In MongoDB, the $sample aggregation pipeline stage randomly selects the specified number of documents from its input.
Example
Suppose we have a collection called employees with the following documents:
{ "_id" : 1, "name" : "Bob", "salary" : 55000 }
{ "_id" : 2, "name" : "Sarah", "salary" : 128000 }
{ "_id" : 3, "name" : "Fritz", "salary" : 25000 }
{ "_id" : 4, "name" : "Christopher", "salary" : 45000 }
{ "_id" : 5, "name" : "Beck", "salary" : 82000 }
{ "_id" : 6, "name" : "Homer", "salary" : 1 }
{ "_id" : 7, "name" : "Bartholomew", "salary" : 1582000 }
{ "_id" : 8, "name" : "Zoro", "salary" : 300000 }
{ "_id" : 9, "name" : "Xena", "salary" : 382000 }
We can use the $sample stage to randomly select a specified number of documents from that collection.
Example:
db.employees.aggregate(
[
{
$sample: { size: 3 }
}
]
)
Result:
{ "_id" : 7, "name" : "Bartholomew", "salary" : 1582000 }
{ "_id" : 3, "name" : "Fritz", "salary" : 25000 }
{ "_id" : 2, "name" : "Sarah", "salary" : 128000 }
In this case I specified that the sample size is 3. We can see that that three documents were returned in random order.
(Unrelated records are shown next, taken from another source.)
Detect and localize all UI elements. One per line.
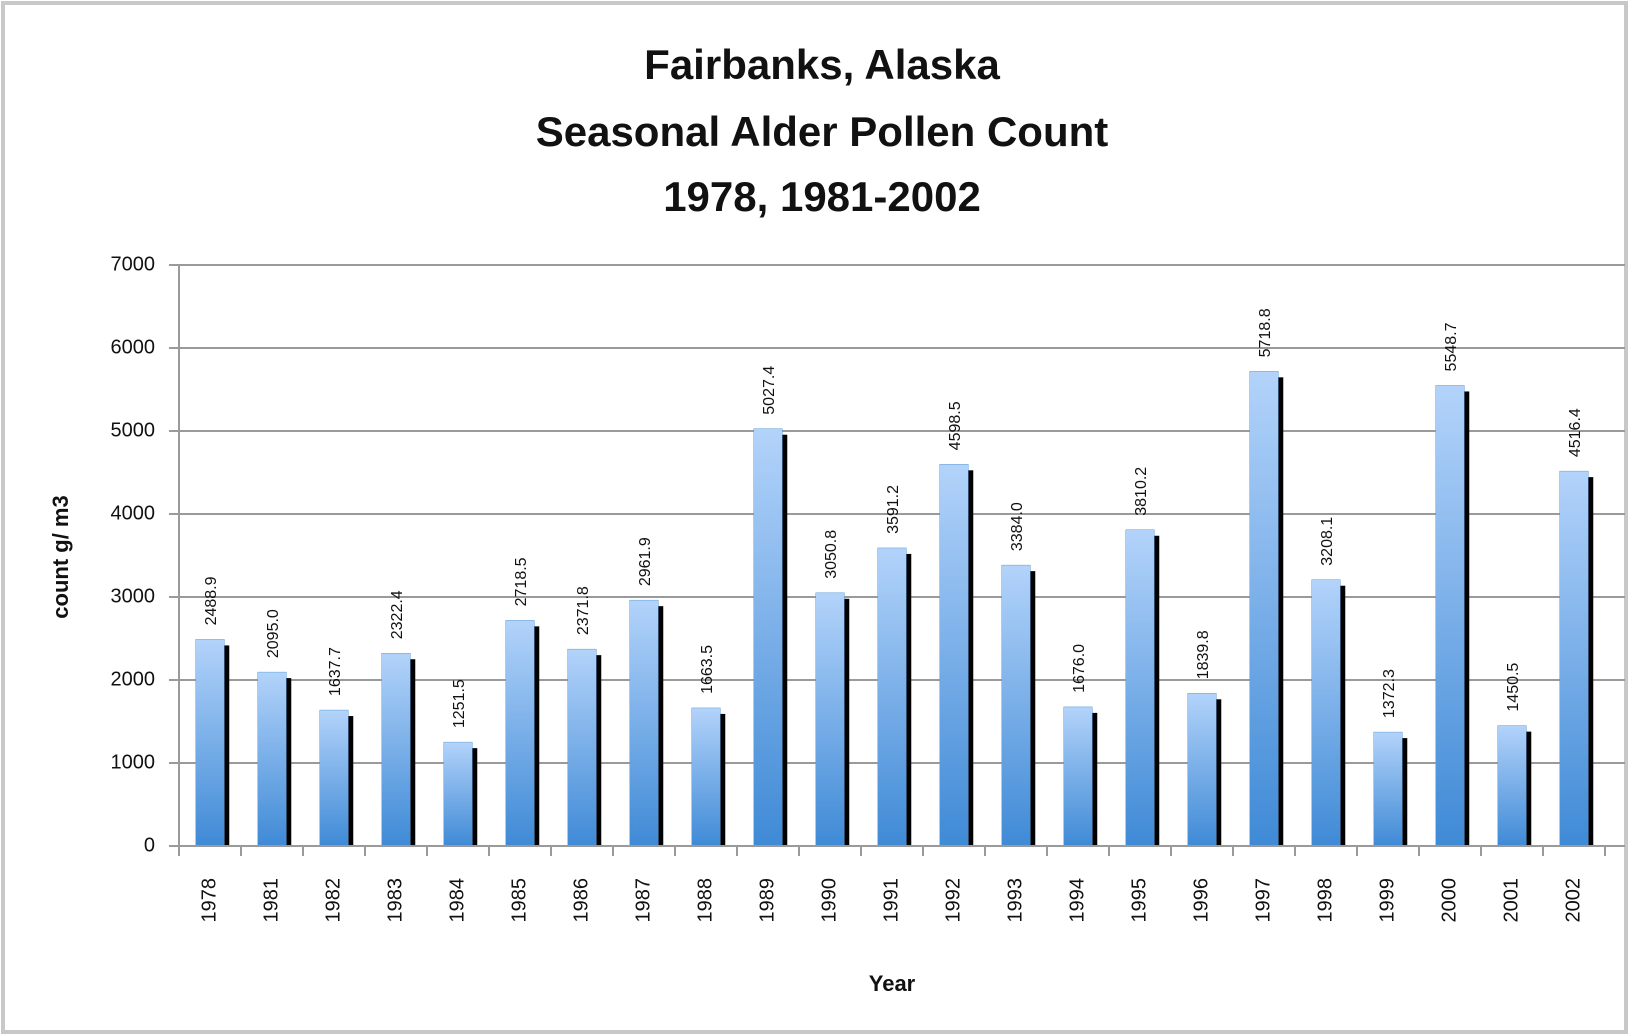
y-tick-label: 4000 [111, 502, 156, 524]
value-label: 3591.2 [885, 485, 902, 534]
x-tick-label: 1995 [1128, 878, 1150, 923]
chart-title: Seasonal Alder Pollen Count [536, 108, 1109, 155]
y-tick-label: 2000 [111, 668, 156, 690]
y-axis-title: count g/ m3 [48, 495, 73, 618]
y-tick-label: 5000 [111, 419, 156, 441]
x-axis-title: Year [869, 971, 916, 996]
bar [1497, 725, 1527, 847]
value-label: 2488.9 [203, 576, 220, 625]
value-label: 5548.7 [1443, 322, 1460, 371]
bar [1001, 564, 1031, 847]
y-tick-label: 1000 [111, 751, 156, 773]
bar [1063, 706, 1093, 847]
x-tick-label: 2000 [1438, 878, 1460, 923]
x-tick-label: 1988 [694, 878, 716, 923]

Here’s the result if when I run the same code again:
{ "_id" : 1, "name" : "Bob", "salary" : 55000 }
{ "_id" : 2, "name" : "Sarah", "salary" : 128000 }
{ "_id" : 9, "name" : "Xena", "salary" : 382000 }
We get a different selection of documents.
We can increase the sample size by increasing the number.
Example:
db.employees.aggregate(
[
{
$sample: { size: 5 }
}
]
)
Result:
{ "_id" : 9, "name" : "Xena", "salary" : 382000 }
{ "_id" : 3, "name" : "Fritz", "salary" : 25000 }
{ "_id" : 4, "name" : "Christopher", "salary" : 45000 }
{ "_id" : 8, "name" : "Zoro", "salary" : 300000 }
{ "_id" : 5, "name" : "Beck", "salary" : 82000 }
Randomly Return All Documents
If the requested sample size matches, or is larger than the number of documents in the collection, all documents are returned in random order.
Example:
db.employees.aggregate(
[
{
$sample: { size: 100 }
}
]
)
Result:
{ "_id" : 4, "name" : "Christopher", "salary" : 45000 }
{ "_id" : 8, "name" : "Zoro", "salary" : 300000 }
{ "_id" : 5, "name" : "Beck", "salary" : 82000 }
{ "_id" : 2, "name" : "Sarah", "salary" : 128000 }
{ "_id" : 6, "name" : "Homer", "salary" : 1 }
{ "_id" : 9, "name" : "Xena", "salary" : 382000 }
{ "_id" : 3, "name" : "Fritz", "salary" : 25000 }
{ "_id" : 7, "name" : "Bartholomew", "salary" : 1582000 }
{ "_id" : 1, "name" : "Bob", "salary" : 55000 }
How $sample Calculates the Result
The $sample stage uses one of two methods to produce the result. The actual method used depends on the scenario.
The following table outlines which method is used for each scenario.
| Scenario | Method used to produce the results |
|---|---|
| All of the following conditions are met: – $sample is the first stage of the pipeline– The specified sample size is less than 5% of the total documents in the collection – The collection contains more than 100 documents | $sample uses a pseudo-random cursor to select documents. |
| All of the above conditions are not met. | $sample performs a collection scan followed by a random sort to select the specified number of documents. |
Duplicates
The MongoDB documentation warns that $sample may output the same document more than once in its result set.